AMD's Ryzen CPUs are now well established in the desktop PC market, comprising dual-core all the way up to eight-core models suiting a range of applications, but it appears that these are far from the limit to AMD's ambition this year. From Videocardz.com via Via Guru3D comes news of a new CPU class spotted in the wild as engineering samples, CPUs which could herald the release of a High End Desktop Platform based on the AMD Zen server chips.
Codenamed Whitehaven and listed alongside corresponding Hardware IDs, the designs are ostensibly a bigger brother to the mainstream Ryzen range. Rather than being limited to eight physical cores with SMT, Whitehaven CPUs would incorporate up to sixteen cores via four CCX clusters; combined with Simultaneous Multithreading the platform would support up to 32 independent threads, more even than Intel's current flagship HEDT processor.
Naturally the physical dimensions of the chip would necessitate a new socket design, and new motherboard chipset.
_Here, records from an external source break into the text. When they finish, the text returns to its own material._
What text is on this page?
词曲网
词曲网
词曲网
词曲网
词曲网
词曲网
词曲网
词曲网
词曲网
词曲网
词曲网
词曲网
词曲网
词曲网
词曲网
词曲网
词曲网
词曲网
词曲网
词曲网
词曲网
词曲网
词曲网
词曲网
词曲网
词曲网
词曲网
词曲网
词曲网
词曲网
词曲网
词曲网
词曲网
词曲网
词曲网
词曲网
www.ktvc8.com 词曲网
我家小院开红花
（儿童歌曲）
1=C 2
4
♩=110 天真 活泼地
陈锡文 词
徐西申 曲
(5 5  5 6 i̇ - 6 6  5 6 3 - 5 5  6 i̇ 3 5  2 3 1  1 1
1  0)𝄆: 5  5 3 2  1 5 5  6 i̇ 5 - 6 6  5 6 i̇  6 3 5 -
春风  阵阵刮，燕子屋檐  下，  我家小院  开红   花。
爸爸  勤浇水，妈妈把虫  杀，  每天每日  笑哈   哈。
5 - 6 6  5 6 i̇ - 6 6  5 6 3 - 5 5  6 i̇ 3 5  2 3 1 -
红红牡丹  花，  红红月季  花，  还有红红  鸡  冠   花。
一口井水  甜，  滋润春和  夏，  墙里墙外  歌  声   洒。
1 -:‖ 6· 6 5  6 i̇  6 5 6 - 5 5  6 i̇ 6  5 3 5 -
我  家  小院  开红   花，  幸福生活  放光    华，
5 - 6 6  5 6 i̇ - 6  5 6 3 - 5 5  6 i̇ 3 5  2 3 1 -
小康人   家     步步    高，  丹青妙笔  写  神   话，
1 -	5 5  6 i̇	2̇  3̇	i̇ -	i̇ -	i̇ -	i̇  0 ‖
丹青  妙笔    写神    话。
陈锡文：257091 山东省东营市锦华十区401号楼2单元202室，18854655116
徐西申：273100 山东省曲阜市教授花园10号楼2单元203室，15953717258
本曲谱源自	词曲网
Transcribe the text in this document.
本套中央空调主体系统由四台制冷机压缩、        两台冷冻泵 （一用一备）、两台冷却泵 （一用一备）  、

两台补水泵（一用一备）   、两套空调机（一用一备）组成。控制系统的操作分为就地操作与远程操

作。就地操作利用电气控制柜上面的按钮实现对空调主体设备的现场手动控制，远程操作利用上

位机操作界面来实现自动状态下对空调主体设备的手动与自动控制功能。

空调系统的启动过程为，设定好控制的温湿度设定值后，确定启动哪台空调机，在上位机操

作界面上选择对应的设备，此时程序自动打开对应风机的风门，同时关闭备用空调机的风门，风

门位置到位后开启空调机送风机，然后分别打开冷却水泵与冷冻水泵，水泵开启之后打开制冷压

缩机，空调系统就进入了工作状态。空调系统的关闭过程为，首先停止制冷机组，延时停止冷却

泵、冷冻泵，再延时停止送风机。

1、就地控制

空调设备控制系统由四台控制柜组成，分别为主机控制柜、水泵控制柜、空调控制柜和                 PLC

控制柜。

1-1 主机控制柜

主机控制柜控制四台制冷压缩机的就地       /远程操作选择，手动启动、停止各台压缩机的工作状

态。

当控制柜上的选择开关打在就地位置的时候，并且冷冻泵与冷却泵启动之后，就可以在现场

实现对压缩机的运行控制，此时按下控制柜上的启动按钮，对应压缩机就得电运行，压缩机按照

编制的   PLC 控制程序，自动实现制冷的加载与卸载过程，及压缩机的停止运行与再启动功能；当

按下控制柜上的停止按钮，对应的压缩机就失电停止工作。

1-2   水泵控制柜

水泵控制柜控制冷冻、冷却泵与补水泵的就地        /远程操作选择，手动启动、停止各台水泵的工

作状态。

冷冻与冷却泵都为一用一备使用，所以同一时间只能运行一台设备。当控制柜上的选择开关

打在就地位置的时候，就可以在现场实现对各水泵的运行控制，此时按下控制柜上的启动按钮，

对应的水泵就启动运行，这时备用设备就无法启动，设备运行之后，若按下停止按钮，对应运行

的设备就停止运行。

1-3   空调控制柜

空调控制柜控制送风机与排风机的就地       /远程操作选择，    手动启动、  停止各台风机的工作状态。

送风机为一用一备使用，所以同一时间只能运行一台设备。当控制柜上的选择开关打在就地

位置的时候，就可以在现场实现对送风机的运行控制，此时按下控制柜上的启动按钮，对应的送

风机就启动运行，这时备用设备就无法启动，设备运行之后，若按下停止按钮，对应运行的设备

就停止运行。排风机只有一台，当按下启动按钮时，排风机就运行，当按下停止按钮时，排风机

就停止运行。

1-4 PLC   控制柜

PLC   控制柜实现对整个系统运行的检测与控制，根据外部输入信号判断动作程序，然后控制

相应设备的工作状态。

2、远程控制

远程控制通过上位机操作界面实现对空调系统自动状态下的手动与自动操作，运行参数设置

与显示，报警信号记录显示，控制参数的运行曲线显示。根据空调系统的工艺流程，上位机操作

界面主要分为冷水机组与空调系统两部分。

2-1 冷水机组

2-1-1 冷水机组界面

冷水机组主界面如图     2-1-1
The former would be catered to by the new S3 socket (long-form SP3r2 LGA), which would make the chips pinless much like current Intel models. As for new motherboards, it's also rumoured that an X399 chipset will supplant the current X370 at the top of the stack and support Whitehaven CPUs exclusively alongside quad-channel DDR4 memory.
Current 8-Core Ryzen models are rated at a TDP of 95W, so without a substantial step down in frequency support it's likely that 16-core Whitehaven parts would be between 135 and 150W. Supposedly the chips will have base frequencies of 3.1GHz that boost to an impressive 3.6GHz, but as with the rest of the leaked information should be taken with a pinch of salt. Notably not present is information regarding PCI-Express lane support.
Can AMD break Intel's stranglehold on the HEDT and x86 server market? That remains to be seen, but the answer might be clearer after Computex.